A naive Depression-era widower who applies for welfare is robbed of his family by state child protection bureaucrats. Story inspired by actual events. [ After the Promise credits: Dir: David Greene/ Mark Harmon, Diana Scarwid, Rosemary Dunsmore/ 93 min/ Drama/ Abuse of Power, Incompetent Government]
“We are here to help. Our only concern is with the children’s well-being.” So says a social worker as she sets in motion a chain of events that ultimately ends in every father’s worst nightmare: the forcible removal of his children. Of course, once children are in the grip of the state, their well-being may fall through the cracks now and then, and that is just what happens in After the Promise.

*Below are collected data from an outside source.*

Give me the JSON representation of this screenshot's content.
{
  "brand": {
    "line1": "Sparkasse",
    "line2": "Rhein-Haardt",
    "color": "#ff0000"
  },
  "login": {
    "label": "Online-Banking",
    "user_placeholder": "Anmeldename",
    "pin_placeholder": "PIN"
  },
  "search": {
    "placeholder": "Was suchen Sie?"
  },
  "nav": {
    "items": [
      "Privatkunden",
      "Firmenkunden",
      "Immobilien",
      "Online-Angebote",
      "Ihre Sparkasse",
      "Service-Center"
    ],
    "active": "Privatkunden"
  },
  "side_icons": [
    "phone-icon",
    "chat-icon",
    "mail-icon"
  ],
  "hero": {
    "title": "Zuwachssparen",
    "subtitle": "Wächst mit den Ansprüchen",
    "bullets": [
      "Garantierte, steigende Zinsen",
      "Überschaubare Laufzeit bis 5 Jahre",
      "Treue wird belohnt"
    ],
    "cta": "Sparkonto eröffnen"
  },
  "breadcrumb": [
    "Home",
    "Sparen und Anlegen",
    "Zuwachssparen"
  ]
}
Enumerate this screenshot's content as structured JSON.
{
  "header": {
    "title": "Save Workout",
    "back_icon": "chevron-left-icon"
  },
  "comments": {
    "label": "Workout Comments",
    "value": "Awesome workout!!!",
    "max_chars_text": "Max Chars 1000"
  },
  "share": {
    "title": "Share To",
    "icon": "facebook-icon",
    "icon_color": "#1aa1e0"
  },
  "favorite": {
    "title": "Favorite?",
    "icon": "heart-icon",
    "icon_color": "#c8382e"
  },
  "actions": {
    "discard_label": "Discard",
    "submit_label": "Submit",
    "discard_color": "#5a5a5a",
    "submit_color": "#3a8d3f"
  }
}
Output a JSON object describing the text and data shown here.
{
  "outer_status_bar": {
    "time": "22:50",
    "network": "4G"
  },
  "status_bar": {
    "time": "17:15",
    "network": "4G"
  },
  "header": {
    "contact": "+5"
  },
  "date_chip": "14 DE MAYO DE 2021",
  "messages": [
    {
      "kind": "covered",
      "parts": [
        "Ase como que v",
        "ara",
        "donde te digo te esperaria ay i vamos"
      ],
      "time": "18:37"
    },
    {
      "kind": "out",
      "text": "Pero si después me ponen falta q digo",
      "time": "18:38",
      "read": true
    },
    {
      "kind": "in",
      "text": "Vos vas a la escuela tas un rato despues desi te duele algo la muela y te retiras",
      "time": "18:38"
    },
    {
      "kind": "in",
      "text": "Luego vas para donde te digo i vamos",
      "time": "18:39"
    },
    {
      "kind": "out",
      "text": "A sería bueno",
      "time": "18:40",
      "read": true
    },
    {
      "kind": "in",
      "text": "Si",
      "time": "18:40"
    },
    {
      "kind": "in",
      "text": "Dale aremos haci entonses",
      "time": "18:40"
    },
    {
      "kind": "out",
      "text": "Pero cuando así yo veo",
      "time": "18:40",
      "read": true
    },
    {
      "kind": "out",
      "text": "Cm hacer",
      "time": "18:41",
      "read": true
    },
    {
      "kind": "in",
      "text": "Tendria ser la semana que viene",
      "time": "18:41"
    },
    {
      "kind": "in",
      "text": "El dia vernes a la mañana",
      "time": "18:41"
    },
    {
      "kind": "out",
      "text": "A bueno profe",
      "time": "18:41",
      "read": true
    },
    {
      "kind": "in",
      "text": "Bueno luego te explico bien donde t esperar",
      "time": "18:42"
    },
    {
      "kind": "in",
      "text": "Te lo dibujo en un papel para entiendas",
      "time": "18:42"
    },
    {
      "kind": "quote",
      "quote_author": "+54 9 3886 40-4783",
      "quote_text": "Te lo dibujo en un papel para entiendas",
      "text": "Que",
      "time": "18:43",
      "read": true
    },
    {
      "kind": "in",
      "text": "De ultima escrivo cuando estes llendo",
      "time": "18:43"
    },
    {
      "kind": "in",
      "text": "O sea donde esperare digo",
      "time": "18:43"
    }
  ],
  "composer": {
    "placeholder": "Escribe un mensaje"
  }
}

As this story begins, the mother of this Depression-era family has recently died, leaving behind her husband and four boys. The father, a low-paid construction worker, can’t afford a baby-sitter so he applies for government assistance to hire one. Unfortunately, the social worker he is assigned decides instead that his kids would be better off in a foster home, and off they go.
What an effective tear-jerker! Every separation and every reunion of the kids from their father and from each other is played for all it’s worth. And it is made all the more touching by the fact the story was inspired by actual events.
Mark Harmon gives a sympathetic performance as the widowed father who must fight a sea of red tape to retrieve his children, one by one, from forced institutionalization, and some of the kids’ performances are also commendable. In most artistic respects After the Promise is a typical made-for-TV movie, but the story overwhelms all flaws.